Elizabeth’s son was diagnosed with Trisomy 18 at 12 weeks, knowing his life would be lived entirely within her. She cherished every moment she had with him, taking him camping, swimming, to the beach, reading him books, and capturing a thousand memories in photographs. After he passed, baking banana bread—his favorite in utero—became a ritual of remembrance, and friends and family now join her in this act of love. “When you lose a baby, you’re not just grieving their life—you’re grieving the future you imagined with them. But I have survived—and so can you.”


“No matter how long we knew about our babies, they were still babies.” — Kylie

For Kylie, every life—however brief—is worth celebrating. “We had one we were able to bury, and one we were not. We hope to do a balloon release on each of their due dates, and I plan to tattoo their birth flowers or get a permanent bracelet with their birthstones.” Faith has been her anchor and quiet source of strength. “The most important thing I did was spend time in the presence of the Lord. Worship healed me in so many ways. Though my heart will always hurt missing my babies, my heart will also always praise God for comforting me.” She hopes others understand how isolating silence can feel. “It constantly felt like an elephant in the room. When people asked, it made me feel seen and cared about. Even small gestures—acknowledgment, curiosity—meant the world.”


“There is healing in speaking your grief.” — Raquel

Raquel learned that sharing her experience was a crucial part of processing her loss. “Just talking about it. Talk about the loss. Talk about how hard it is. Allow yourself to feel. Allow yourself to be sad or to feel joy in happy moments. Talk about it all—whether that’s publicly, privately, or with a therapist.” For a long time, she felt isolated because no one knew. Opening up to family, friends, and eventually a professional helped her process the grief and find grounding. “Being open allowed me to finally feel seen and understood. It made the loneliness lift, and it reminded me that I was not walking this path alone.”
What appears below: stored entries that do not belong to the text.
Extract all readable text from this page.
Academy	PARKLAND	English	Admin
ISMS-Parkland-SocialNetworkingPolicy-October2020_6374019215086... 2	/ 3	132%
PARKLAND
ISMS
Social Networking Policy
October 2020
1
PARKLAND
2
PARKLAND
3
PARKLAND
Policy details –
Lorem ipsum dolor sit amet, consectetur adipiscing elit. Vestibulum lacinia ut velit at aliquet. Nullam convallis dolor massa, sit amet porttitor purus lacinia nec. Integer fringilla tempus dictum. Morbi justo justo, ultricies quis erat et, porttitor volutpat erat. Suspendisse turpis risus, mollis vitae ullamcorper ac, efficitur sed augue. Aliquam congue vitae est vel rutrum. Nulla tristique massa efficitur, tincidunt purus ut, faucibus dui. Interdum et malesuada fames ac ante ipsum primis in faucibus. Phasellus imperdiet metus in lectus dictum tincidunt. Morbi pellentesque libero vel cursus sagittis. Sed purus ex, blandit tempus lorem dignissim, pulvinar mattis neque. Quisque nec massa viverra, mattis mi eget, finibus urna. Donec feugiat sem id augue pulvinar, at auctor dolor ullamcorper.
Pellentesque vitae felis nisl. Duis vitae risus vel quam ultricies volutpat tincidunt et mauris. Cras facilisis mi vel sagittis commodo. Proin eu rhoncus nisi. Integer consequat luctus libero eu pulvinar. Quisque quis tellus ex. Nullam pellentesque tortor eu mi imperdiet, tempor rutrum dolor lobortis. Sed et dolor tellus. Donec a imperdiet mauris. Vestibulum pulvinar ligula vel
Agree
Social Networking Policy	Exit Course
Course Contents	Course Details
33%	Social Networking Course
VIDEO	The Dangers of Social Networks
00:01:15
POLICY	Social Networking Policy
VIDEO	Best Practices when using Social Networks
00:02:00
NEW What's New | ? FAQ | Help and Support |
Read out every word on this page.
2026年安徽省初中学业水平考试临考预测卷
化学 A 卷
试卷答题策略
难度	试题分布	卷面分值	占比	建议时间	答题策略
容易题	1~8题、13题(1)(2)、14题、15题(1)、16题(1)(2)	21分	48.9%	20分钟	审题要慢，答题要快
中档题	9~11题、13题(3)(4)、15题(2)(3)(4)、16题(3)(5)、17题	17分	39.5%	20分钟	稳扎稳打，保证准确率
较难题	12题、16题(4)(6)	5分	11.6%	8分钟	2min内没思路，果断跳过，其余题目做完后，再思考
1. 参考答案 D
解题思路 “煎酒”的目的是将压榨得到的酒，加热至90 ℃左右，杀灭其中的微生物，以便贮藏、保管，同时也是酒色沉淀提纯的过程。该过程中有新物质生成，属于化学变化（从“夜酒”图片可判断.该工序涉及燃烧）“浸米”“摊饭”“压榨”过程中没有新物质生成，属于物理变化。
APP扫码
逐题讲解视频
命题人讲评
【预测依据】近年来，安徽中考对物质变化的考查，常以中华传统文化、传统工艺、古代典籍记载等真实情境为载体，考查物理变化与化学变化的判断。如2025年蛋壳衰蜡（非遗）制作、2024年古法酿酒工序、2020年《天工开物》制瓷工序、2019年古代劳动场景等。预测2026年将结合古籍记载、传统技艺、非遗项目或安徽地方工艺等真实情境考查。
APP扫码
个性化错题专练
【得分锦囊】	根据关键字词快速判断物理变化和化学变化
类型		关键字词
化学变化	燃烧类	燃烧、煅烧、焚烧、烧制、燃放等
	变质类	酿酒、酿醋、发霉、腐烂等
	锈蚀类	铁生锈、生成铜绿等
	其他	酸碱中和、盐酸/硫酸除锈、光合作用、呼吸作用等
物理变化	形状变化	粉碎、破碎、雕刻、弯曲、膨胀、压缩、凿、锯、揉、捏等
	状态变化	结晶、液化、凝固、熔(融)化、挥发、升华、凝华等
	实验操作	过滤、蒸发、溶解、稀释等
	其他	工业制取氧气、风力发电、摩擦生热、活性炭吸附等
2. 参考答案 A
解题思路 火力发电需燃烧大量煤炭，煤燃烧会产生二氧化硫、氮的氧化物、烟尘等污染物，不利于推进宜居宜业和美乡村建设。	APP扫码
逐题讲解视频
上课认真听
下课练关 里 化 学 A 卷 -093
RELATED: Five Ways To Support A Parent Through Loss


Making Space for Every Story


Every story shared here is an act of courage. Loss does not erase love. Even in quiet, these babies—and the mothers who carry them—remain, shaping hearts, holding space, and reminding us that community begins with compassion.


To every parent walking through loss: You are not alone, and your story is sacred.